E : on a rien inventé, ça remonte à une vieille tradition. On fait pour la plupart des reprises de chansons, parce qu’on pense que ces chansons méritent d’être mises de l’avant et expliquées aux gens. C’est pour ça qu’on fait des livrets pour expliquer en texte pourquoi on chante cette chanson là aujourd’hui, qu’est-ce que ça veut dire , c’était quoi le rappel historique qui est fait dans cette chanson là. On va prendre aussi des chansons populaires, connues, pour que les gens puissent chanter avec nous, s’identifier, même s’ils écoutent pas du punk-rock ou de la contre-culture. On va prendre des chansons connues, changer les paroles, les gens trouvent ça très drole. Ça aussi c’est une vieille démarche du siècle dernier, on a rien inventé !

LH : Dans vos chansons, on retrouve des créations de votre groupe comme des grands classiques (Molodoï, Leonard Cohen, Woody Guthrie) et d’autres moins connues (les Piqueteuses de Gloire, de Jacques Brunet) : vous emprunter à la fois au répertoire des chants populaires, des chants de lutte, des chansons ouvrières, tout en composant des nouveaux classiques oi !/street punk antifa ! Nous on adore, mais c’est pas si courant, comment l’idée est née ?

M : on en a déjà parlé, mais ça part de la démarche du groupe d’offrir une certaine accessibilité aux répertoires qu’on a. L’idée du groupe c’est qu’on était toutes et tous membres des IWW, et ça fait longtemps qu’Eric et d’autres ont eu l’idée de reprendre la tradition, de chanter des chansons ouvrières pour soutenir des luttes, pour passer des messages. À un moment donné les astres se sont alignés, on a commencé en janvier 2017, dans le loft de Bobette, avec quelques reprises qu’on avait sélectionné : Je suis fils de Corrigan Fest, Juillet 1936 de René Binamé, La complainte des ouvriers de Molodoï. On y allait vraiment large, dans des chants plus classiques, révolutionnaires, comme Juillet 1936 ou Bella Ciao, ou aussi des chansons issus du punk tant français que québecois, qui véhiculaientt un message qu’on voulait partager.
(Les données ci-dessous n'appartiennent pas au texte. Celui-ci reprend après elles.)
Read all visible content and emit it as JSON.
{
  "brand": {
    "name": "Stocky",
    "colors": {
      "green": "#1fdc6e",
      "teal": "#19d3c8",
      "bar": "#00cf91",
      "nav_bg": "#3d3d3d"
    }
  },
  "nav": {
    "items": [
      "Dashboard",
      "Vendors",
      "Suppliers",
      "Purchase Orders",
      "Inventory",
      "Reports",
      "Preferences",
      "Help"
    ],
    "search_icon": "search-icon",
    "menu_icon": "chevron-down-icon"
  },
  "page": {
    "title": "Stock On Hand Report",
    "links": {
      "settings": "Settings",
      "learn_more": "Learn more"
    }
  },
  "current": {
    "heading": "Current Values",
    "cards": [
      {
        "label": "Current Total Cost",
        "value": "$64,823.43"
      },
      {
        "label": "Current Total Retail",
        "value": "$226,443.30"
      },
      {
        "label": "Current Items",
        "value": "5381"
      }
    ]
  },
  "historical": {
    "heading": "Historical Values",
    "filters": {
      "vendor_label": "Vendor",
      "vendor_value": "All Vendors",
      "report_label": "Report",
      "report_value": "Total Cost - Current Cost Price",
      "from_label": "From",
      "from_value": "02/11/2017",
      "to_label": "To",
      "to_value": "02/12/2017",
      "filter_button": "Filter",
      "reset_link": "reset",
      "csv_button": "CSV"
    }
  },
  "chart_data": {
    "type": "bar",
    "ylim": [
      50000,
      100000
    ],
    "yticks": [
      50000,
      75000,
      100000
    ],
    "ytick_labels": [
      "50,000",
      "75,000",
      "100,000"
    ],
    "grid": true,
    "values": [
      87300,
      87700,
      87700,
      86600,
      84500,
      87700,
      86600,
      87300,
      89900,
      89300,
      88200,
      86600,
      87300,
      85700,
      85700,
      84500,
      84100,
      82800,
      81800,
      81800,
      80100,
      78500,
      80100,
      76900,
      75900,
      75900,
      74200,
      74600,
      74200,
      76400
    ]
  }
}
Derrière cette démarche là, on a toujours voulu que ça soit des concerts de lutte, de la chanson de luttes ouvrières, de luttes antifascistes, de luttes féministes et d’autres choses encore.

E : on est parti aussi de ce que nous on aimait comme musique : on est des punk-rockers, des redskins, on est pigés là dedans, dans le répertoire populaire, dans le vieux répertoire des IWW, les vieilles chansons folk de l’époque et on essaye de mélanger ces 3 styles là ensemble ; éventuellement d’ajouter des compositions que nous on fait. On se cantonne pas dans un style. On sait d’où on vient, nos influences, mais on essaye de s’ouvrir, on veut faire de la musique pour que les gens puissent embarquer avec nous, que ça soit festif. On reste toujours avec le contenu politique, on ferait pas une reprise de chanson d’amour sans modifier les paroles. Pendant nos concerts on va mettre beaucoup l’accent sur les discours entre les chansons, ce qui est assez présent dans le folk américian, y a souvent une explication avant la chanson, le chanteur commence puis arrête ,continue son histoire, reprend la chanson,..on fait un peu dans ce style là.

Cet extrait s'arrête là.